1876 – ein wichtiges Datum für Ahnenforscher / an important date for genealogists

15.05.2016

(English translation below)

Nachdem der Ahnenforscher seine Verwandten befragt, die Dachböden, Keller und Familienarchive nach alten Urkunden, Fotoalben und weiteren Familienakten durchstöbert und ausgewertet hat, ist ein weiterer Forschungsschritt ins Auge zu fassen.

Personen mit Schweizer Bürgerrecht sind in erster Linie Bürger einer schweizerischen Gemeinde. Früher wurde das Bürgerrecht immer in der männlichen Linie weiter vererbt. Frauen erhielten bei der Heirat das Bürgerrecht des Ehemannes. Seit einigen Jahren hat die Frau jedoch das Recht, ihren alten Bürgerort zu behalten.

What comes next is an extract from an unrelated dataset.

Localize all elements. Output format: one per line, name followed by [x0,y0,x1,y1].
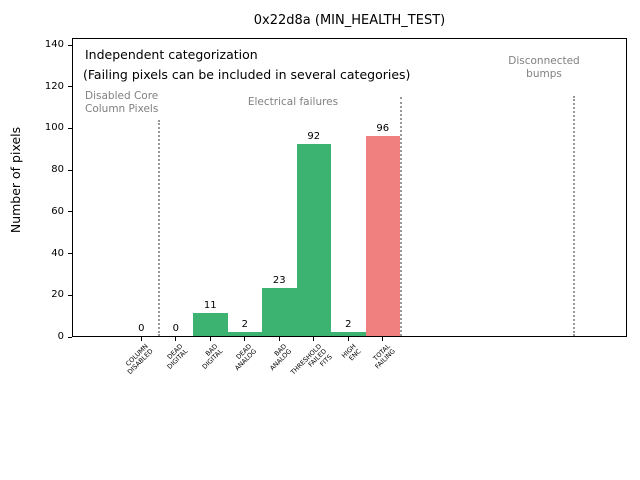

Im Heimatort muss der Familienforscher in der Schweiz ansetzen. Dort wird man über die heimatberechtigten Bürger nämlich meistens fündig. Viele Gemeinden führen sogenannte Bürgerbücher, Bürgerrodel oder Familienregister. Meistens kann man darin schon Angaben über die eigene Familie finden. Man sollte aber immer beachten, dass diese Register von Menschen erstellt wurden. Bei der Übertragung könnten sich Fehler eingeschlichen haben.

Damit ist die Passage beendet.